Бабушка посмотрела на нас с огорчением:
— Они даже не прыгают, а переваливаются на двух ногах, но никогда не надо над ними смеяться. Они ведь вовсе не виноваты, что они такие неуклюжие и толстые и не умеют бегать по деревьям и прыгать по веткам… Наверное, когда-то давно-давно они тоже были белками, как и мы, а потом почему-то выросли, потяжелели, и вот им приходится всю жизнь проводить на скучной ровной земле, среди гладких столбов и корней. Но они всё равно очень похожи на нас, белок, и мы должны не смеяться, а пожалеть их.

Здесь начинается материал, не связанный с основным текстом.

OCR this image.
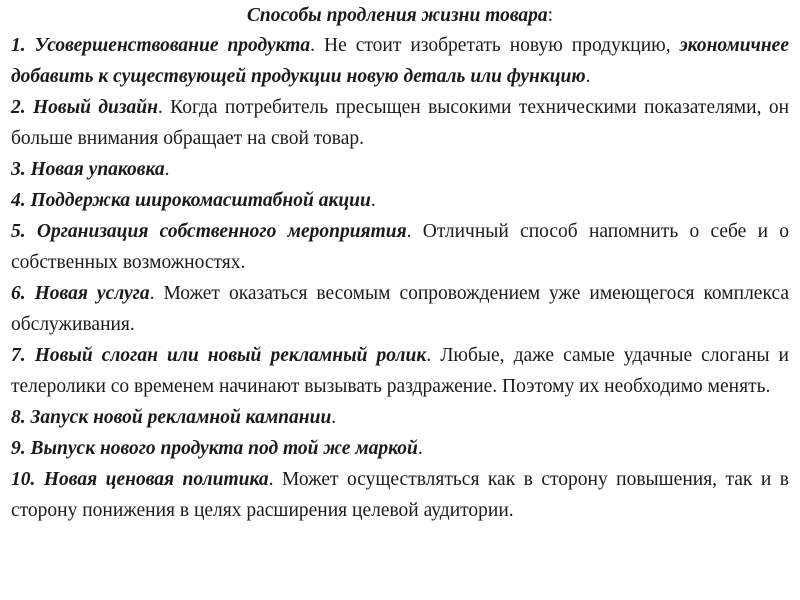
Способы продления жизни товара:

1. Усовершенствование продукта. Не стоит изобретать новую продукцию, экономичнее добавить к существующей продукции новую деталь или функцию.

2. Новый дизайн. Когда потребитель пресыщен высокими техническими показателями, он больше внимания обращает на свой товар.

3. Новая упаковка.

4. Поддержка широкомасштабной акции.

5. Организация собственного мероприятия. Отличный способ напомнить о себе и о собственных возможностях.

6. Новая услуга. Может оказаться весомым сопровождением уже имеющегося комплекса обслуживания.

7. Новый слоган или новый рекламный ролик. Любые, даже самые удачные слоганы и телеролики со временем начинают вызывать раздражение. Поэтому их необходимо менять.

8. Запуск новой рекламной кампании.

9. Выпуск нового продукта под той же маркой.

10. Новая ценовая политика. Может осуществляться как в сторону повышения, так и в сторону понижения в целях расширения целевой аудитории.
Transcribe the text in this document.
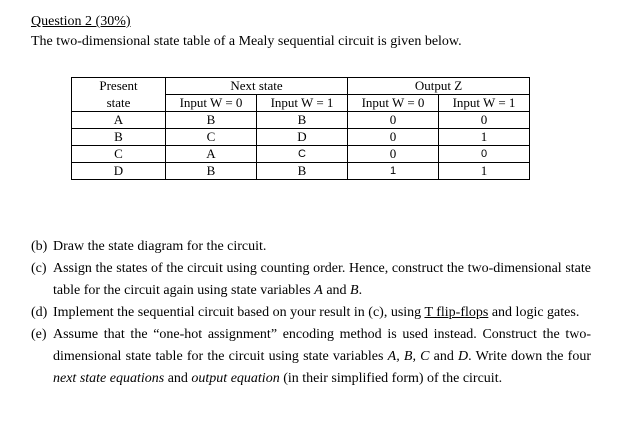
Question 2 (30%)
The two-dimensional state table of a Mealy sequential circuit is given below.
Present	Next state		Output Z	
state	Input W = 0	Input W = 1	Input W = 0	Input W = 1
A	B	B	0	0
B	C	D	0	1
C	A	C	0	0
D	B	B	1	1
(b) Draw the state diagram for the circuit.
(c) Assign the states of the circuit using counting order. Hence, construct the two-dimensional state table for the circuit again using state variables A and B.
(d) Implement the sequential circuit based on your result in (c), using T flip-flops and logic gates.
(e) Assume that the “one-hot assignment” encoding method is used instead. Construct the two-dimensional state table for the circuit using state variables A, B, C and D. Write down the four next state equations and output equation (in their simplified form) of the circuit.
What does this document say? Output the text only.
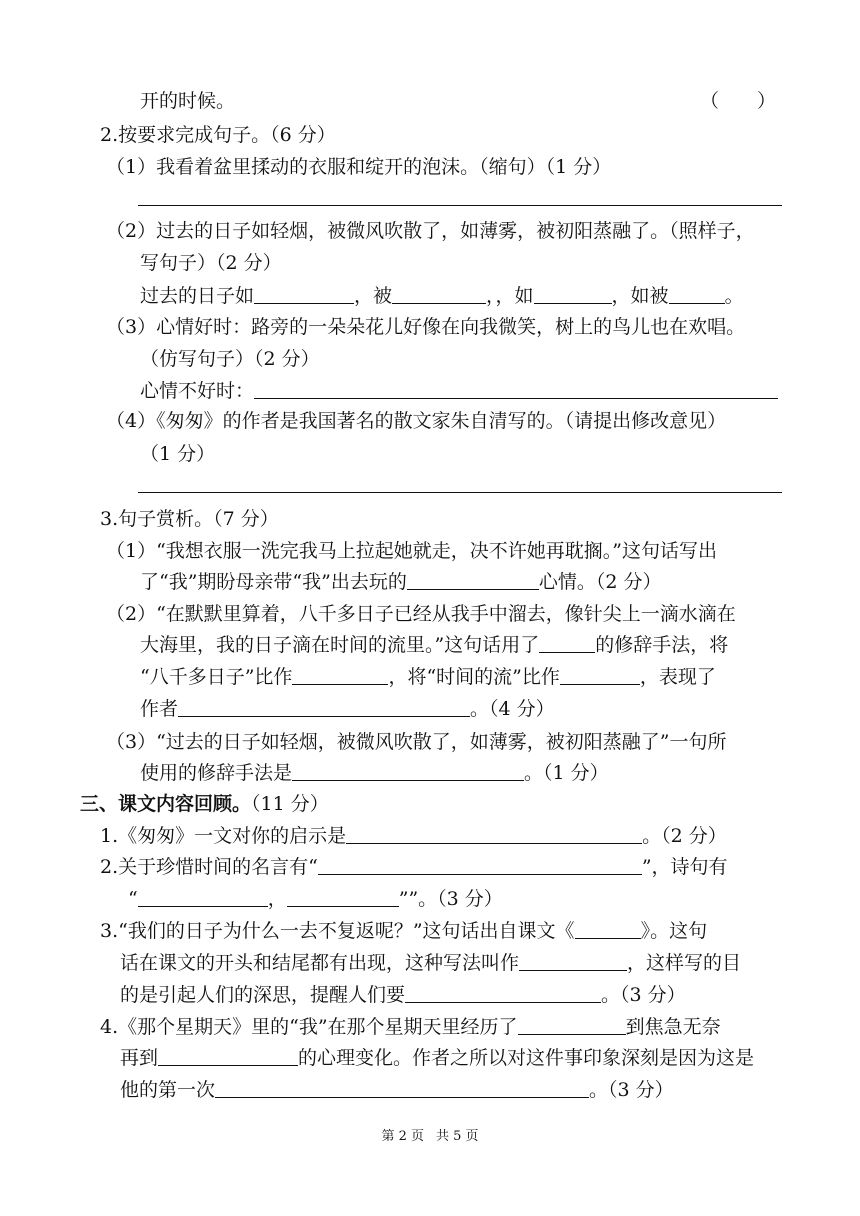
开的时候。	（　　）
2.按要求完成句子。（6 分）
（1）我看着盆里揉动的衣服和绽开的泡沫。（缩句）（1 分）
（2）过去的日子如轻烟，被微风吹散了，如薄雾，被初阳蒸融了。（照样子，
写句子）（2 分）
过去的日子如	，被	，，如	，如被	。
（3）心情好时：路旁的一朵朵花儿好像在向我微笑，树上的鸟儿也在欢唱。
（仿写句子）（2 分）
心情不好时：
（4）《匆匆》的作者是我国著名的散文家朱自清写的。（请提出修改意见）
（1 分）
3.句子赏析。（7 分）
（1）“我想衣服一洗完我马上拉起她就走，决不许她再耽搁。”这句话写出
了“我”期盼母亲带“我”出去玩的	心情。（2 分）
（2）“在默默里算着，八千多日子已经从我手中溜去，像针尖上一滴水滴在
大海里，我的日子滴在时间的流里。”这句话用了	的修辞手法，将
“八千多日子”比作	，将“时间的流”比作	，表现了
作者	。（4 分）
（3）“过去的日子如轻烟，被微风吹散了，如薄雾，被初阳蒸融了”一句所
使用的修辞手法是	。（1 分）
三、课文内容回顾。（11 分）
1.《匆匆》一文对你的启示是	。（2 分）
2.关于珍惜时间的名言有“	”，诗句有
“	，	””。（3 分）
3.“我们的日子为什么一去不复返呢？”这句话出自课文《	》。这句
话在课文的开头和结尾都有出现，这种写法叫作	，这样写的目
的是引起人们的深思，提醒人们要	。（3 分）
4.《那个星期天》里的“我”在那个星期天里经历了	到焦急无奈
再到	的心理变化。作者之所以对这件事印象深刻是因为这是
他的第一次	。（3 分）
第 2 页 共 5 页
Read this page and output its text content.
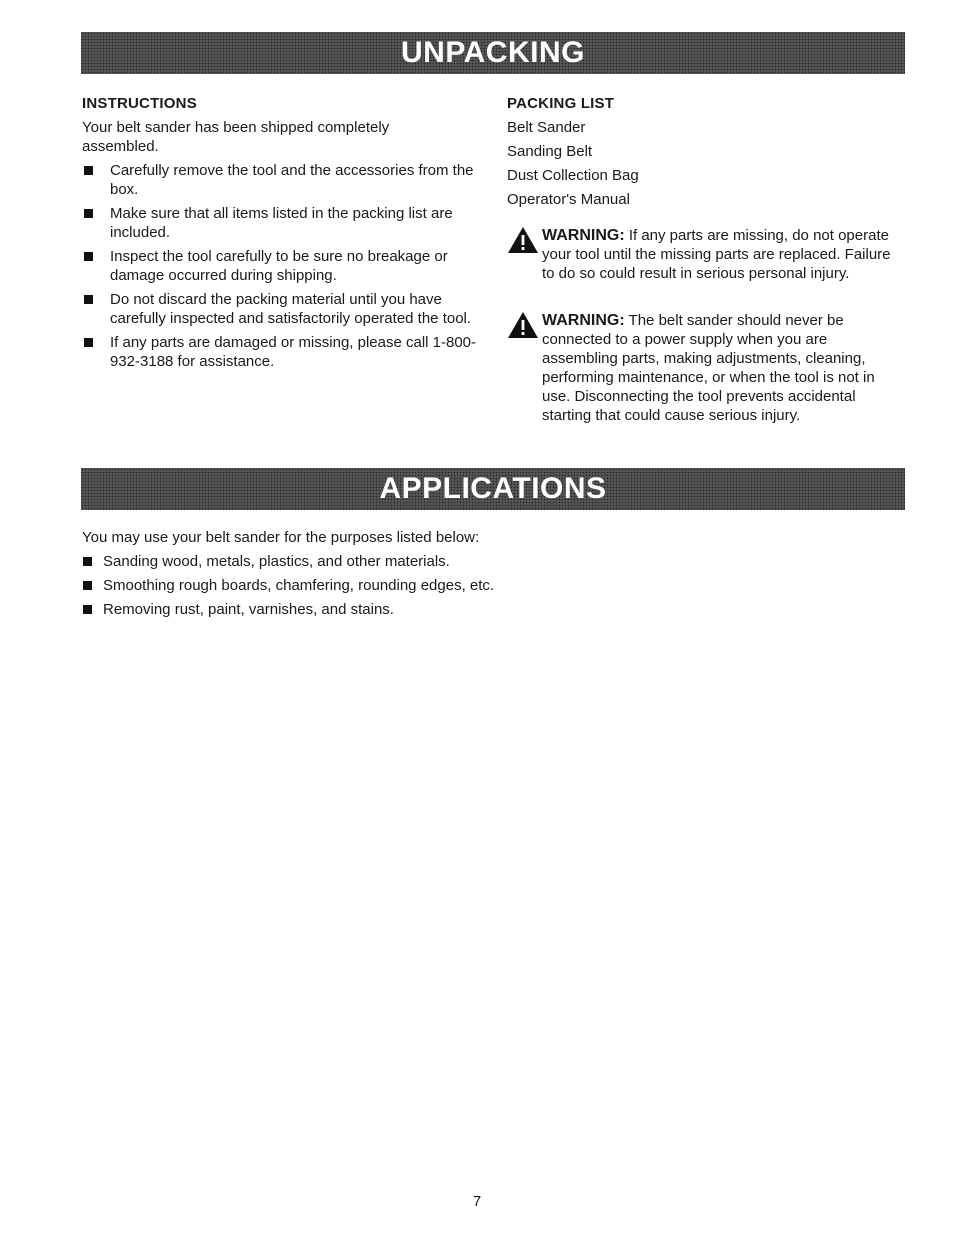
UNPACKING

INSTRUCTIONS

Your belt sander has been shipped completely assembled.

Carefully remove the tool and the accessories from the box.
Make sure that all items listed in the packing list are included.
Inspect the tool carefully to be sure no breakage or damage occurred during shipping.
Do not discard the packing material until you have carefully inspected and satisfactorily operated the tool.
If any parts are damaged or missing, please call 1-800-932-3188 for assistance.

PACKING LIST

Belt Sander

Sanding Belt

Dust Collection Bag

Operator's Manual

WARNING: If any parts are missing, do not operate your tool until the missing parts are replaced. Failure to do so could result in serious personal injury.
WARNING: The belt sander should never be connected to a power supply when you are assembling parts, making adjustments, cleaning, performing maintenance, or when the tool is not in use. Disconnecting the tool prevents accidental starting that could cause serious injury.
APPLICATIONS

You may use your belt sander for the purposes listed below:

Sanding wood, metals, plastics, and other materials.
Smoothing rough boards, chamfering, rounding edges, etc.
Removing rust, paint, varnishes, and stains.
7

У нас так много общего!.. Они так же, как мы, любят своих толстых бесхвостых детёнышей. И так же любят погреться на тёплом солнышке. Как мы, они грызут орешки своими большими
И темноты они не любят тоже, как и мы, — едва заходит солнце, они стараются поскорее спрятаться в свои гнёзда и жилые дупла. И они тоже совсем не глупые: запасают себе на зиму орехи и грибы. И так же мёрзнут зимой, хотя вы ещё и не знаете, что такое зима!..
И приходу весны они радуются не меньше нас, и те, которые без чёрных палок и лающих собачонок, смеются и радуются, любуясь, как мы играем на деревьях.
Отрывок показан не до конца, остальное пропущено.